With last week’s inauguration of the 46th American President, this dark winter was brightened by a sense of possibility and relief. With tremendous hope, we embrace this new energy from Washington, D.C., where we see partners supporting youth to recover from one of the hardest years in U.S. memory.
Nowhere was this new spirit more evident than in 22-year-old Los Angelean and first National Youth Poet Laureate Amanda Gorman, whose inaugural verse dared us to remember that change can be the birthright of every child.
As we look to recover on so many fronts – from the multiple and compounding losses of COVID-19, from raw displays of racial injustice and from a violent attack on our democracy – we are lifted by the dedication of partners whose work we have been proud to support across the state.
In Los Angeles, and with the support of the Dwight Stuart Youth Fund, these partners include WriteGirl, Get Lit-Words Ignite and the New Roads School where Ms. Gorman and many other young artists have found room to develop their creativity and learned to use their voice powerfully to support social change.
Across the state, Stuart Foundation’s partners are forging ahead, engaging youth, educators, system leaders and families, tackling the urgency of the moment on multiple fronts and reimagining what a vibrant and equitable public education system could be. In a recent piece in The New York Times, Foundation grantee Jal Mehta captured the task at hand: “We often are in such a rush in school — from one class to the next, from one topic to another — that we don’t remember that the fundamental job is to partner with families to raise successful human beings. The pandemic is helping many of us to think about our students in a fuller and more holistic way; we should remember that when the crisis ends.”

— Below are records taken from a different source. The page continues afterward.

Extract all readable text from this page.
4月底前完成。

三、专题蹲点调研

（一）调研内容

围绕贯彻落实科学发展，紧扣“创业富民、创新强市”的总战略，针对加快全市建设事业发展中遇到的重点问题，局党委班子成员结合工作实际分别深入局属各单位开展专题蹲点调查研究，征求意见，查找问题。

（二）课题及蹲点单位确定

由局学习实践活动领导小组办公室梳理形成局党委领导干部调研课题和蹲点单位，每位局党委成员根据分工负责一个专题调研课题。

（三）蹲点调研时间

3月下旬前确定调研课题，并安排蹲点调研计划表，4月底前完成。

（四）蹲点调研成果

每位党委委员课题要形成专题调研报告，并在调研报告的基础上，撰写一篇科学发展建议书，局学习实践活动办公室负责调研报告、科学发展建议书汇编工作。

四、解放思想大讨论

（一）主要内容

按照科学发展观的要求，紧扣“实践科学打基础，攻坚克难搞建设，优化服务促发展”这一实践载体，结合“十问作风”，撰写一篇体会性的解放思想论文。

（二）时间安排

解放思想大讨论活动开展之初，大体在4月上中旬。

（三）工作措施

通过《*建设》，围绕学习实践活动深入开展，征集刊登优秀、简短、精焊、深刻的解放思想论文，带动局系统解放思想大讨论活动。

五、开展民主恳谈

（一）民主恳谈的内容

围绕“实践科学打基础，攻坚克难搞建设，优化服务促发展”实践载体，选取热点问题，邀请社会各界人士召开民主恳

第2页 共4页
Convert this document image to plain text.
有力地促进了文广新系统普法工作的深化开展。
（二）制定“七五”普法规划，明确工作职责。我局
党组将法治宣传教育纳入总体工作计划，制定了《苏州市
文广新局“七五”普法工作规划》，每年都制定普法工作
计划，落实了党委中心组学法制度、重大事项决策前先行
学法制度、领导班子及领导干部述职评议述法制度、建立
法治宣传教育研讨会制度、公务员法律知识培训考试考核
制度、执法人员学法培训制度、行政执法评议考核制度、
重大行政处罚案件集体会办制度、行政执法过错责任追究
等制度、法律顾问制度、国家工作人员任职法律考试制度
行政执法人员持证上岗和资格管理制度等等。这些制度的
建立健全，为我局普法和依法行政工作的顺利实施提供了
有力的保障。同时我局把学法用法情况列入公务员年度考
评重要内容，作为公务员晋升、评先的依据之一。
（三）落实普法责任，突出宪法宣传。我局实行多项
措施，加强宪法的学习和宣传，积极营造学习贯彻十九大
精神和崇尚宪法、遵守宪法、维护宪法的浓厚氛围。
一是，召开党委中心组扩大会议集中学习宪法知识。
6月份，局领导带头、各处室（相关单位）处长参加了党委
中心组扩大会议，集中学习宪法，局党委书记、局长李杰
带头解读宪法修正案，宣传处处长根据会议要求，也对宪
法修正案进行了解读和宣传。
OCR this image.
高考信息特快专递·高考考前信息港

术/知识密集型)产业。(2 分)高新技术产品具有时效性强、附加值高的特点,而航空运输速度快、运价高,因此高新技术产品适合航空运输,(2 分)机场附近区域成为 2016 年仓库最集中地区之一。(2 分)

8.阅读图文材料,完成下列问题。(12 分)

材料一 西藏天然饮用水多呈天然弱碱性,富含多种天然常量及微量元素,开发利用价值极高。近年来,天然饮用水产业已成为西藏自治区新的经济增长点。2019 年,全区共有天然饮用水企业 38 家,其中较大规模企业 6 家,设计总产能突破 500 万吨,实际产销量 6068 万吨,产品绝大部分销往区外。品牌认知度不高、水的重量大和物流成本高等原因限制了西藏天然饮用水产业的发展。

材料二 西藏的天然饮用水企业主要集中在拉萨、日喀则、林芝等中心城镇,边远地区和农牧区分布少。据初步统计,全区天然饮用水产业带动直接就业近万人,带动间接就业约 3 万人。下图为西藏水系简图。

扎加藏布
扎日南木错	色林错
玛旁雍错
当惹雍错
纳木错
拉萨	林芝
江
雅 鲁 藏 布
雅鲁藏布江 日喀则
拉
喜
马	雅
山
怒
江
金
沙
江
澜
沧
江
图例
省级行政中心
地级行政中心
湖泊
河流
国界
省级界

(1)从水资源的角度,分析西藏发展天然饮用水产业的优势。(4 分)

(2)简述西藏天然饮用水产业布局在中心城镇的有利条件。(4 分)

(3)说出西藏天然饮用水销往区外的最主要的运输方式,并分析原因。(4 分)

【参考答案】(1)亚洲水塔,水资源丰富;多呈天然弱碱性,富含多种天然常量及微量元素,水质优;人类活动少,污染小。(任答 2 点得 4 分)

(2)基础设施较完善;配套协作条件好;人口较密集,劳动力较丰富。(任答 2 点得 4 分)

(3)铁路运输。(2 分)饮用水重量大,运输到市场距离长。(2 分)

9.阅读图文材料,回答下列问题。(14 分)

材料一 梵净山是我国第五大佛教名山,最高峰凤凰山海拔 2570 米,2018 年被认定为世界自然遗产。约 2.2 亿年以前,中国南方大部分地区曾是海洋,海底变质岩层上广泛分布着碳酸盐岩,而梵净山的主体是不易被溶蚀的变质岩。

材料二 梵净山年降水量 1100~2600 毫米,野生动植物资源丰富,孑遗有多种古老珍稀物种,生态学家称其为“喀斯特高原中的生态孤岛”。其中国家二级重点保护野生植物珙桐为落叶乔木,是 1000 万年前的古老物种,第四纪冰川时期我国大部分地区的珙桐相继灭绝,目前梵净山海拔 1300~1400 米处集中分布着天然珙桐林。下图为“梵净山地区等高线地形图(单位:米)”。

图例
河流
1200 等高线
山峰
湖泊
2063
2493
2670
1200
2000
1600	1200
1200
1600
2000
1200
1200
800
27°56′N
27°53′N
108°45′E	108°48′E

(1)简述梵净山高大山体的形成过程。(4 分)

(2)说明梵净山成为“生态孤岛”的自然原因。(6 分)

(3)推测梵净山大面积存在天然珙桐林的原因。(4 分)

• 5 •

Our shared larger vision is for education ecosystems in which all children and young adults have access to inclusive, equity-minded schools and other spaces that allow them to find their voice, develop their gifts and take flight. Such opportunities must come not by happenstance, but by an intentional design toward equity. As Ms. Gorman proclaimed, “the dawn is ours.” We see opportunities to move toward equity by design especially with the diversity of voices and leaders answering the call to public service.
California holds important seats at the table in this new era, from a multi-barrier-breaking Vice President, the Speaker of the House and the HHS Secretary to the leader of the Education transition team and the San Diego Unified School District’s Superintendent in a critically important role at the U.S. Department of Education. These Californians know what we know: That our children’s diversity is their strength, and that their education and development has been, inequitably, derailed by this pandemic. Our collective responsibility now is to help them reroute, reconnect and rebound.
In this new year, “The Hill We Climb” will echo in our ears. We take to heart the poet’s charge to “raise this wounded world into a wondrous one.” At both the Stuart Foundation and the Dwight Stuart Youth Fund, we will carry it forward as a mantra.
In solidarity and partnership,
President, Stuart Foundation
Director, Dwight Stuart Youth Fund
The Stuart Foundation (California and Washington State) and the Dwight Stuart Youth Fund (Los Angeles) are sister foundations that collaborate and share the goals of improving life outcomes for young people through education and enrichment, with a focus on children furthest from opportunity.